The confidence of Goa being slowly cleansed of narcotics built over the recent police action was shattered on Thursday when the Narcotics Control Bureau Mumbai zone seized 3.2 kg of high-grade black cocaine worth Rs 15 crore from a Bolivian woman headed to Goa. The lady's appetite for risk and drugs is surprising, given that she placed the contraband in 12 sachets laced with chemicals to escape the baggage scanner at the airport. Moreover, it is learned that the woman confessed to being part of a more significant international drug nexus. The ANC, coincidentally, also arrested a Russian staying in rented premises with a considerable amount of Hashish oil on Friday.
Despite the police force launching a massive manhunt for drugs and managing to put a leash around the owners of two prominent party destinations besides keeping a vigil on others, the situation has not changed. Police have consistently arrested individuals possessing drugs with the worth of local seizures crossing Rs 50 lakh. Police have been on their toes moving in and out of the State. The Hyderabad police have set a precedent after picking up an Aujuna local and outstation teams of police force going into a huddle debating and strategizing on how to tackle the drug menace.
However, none of these deterrents seems to have worked, and drug circulation has gone unabated. Instead, there are now more seizures reported. Surprisingly, a Hyderabad man suspected to be on a drug overdose was recently admitted to the GMC. One of his colleagues admitted to the police that a cabbie had sold drugs. In August, a student from Puducherry died after attending a party along the north coast.
It is an accepted fact that narcotics are all over the northern coastal belt of Goa. Post the Sonali Phogat case, one expected the drug scenario would ease off, and Goa could find its way to detox. Instead, it now emerges that the addiction runs much more profound, and no police crackdowns could help the cause.
It is accepted that Goa is not a large-scale producer or distributor of narcotics.
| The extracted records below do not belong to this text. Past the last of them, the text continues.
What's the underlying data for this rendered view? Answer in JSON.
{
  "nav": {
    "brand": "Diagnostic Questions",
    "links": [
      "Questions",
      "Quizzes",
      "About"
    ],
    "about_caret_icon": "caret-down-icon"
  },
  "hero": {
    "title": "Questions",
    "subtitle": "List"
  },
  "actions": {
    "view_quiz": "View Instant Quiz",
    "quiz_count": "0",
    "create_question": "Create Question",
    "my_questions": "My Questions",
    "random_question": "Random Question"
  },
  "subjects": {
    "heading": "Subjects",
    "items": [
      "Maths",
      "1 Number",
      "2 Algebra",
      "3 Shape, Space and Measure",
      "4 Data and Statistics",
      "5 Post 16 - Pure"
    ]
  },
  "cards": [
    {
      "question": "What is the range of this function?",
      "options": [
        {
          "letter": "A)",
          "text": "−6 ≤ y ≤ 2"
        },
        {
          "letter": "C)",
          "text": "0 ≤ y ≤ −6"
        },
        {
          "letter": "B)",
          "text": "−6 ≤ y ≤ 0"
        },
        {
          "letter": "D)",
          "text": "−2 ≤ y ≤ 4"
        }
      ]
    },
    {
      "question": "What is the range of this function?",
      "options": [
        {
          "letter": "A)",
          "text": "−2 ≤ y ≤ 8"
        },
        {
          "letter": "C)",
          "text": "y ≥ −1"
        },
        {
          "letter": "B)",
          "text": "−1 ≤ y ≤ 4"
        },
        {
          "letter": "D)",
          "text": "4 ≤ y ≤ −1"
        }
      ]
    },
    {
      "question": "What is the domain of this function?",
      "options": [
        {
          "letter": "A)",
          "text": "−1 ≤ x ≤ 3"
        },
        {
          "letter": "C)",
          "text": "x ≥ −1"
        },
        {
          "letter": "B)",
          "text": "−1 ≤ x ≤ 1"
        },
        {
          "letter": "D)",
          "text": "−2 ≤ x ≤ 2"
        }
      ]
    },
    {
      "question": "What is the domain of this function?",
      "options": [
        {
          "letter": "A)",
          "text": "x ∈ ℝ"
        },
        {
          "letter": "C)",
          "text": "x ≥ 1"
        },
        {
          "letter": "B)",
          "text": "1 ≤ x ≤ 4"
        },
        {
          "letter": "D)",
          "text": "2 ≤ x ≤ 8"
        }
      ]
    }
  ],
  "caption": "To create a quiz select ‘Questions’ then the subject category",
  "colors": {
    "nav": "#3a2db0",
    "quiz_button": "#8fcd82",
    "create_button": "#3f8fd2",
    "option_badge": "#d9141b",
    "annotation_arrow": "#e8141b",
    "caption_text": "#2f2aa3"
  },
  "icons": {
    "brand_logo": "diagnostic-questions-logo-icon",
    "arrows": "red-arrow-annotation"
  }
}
But being a party destination and given the tourism that the State is driving, drugs have become a crucial element. The frequent seizures speak of the depth of business being conducted and the active support being provided by even some of those from the police force.
Major seizures like the "black cocaine" headed for Goa make interesting headlines and speak how efficient the system is in tracking contraband, but on the flip side, it makes the everyday citizens of Goa sick of accepting the reality we live in. So can these seizures salvage Goa from its situation, or do we take this as a day-to-day routine?
The government, police force, stakeholders in the tourism business, taxi drivers, shack owners, staff, and common citizens need to reconcile to the common understanding that we need to stop drugs in Goa. Otherwise, this will continue to be business as usual and even worse as seasons after seasons knock on the State.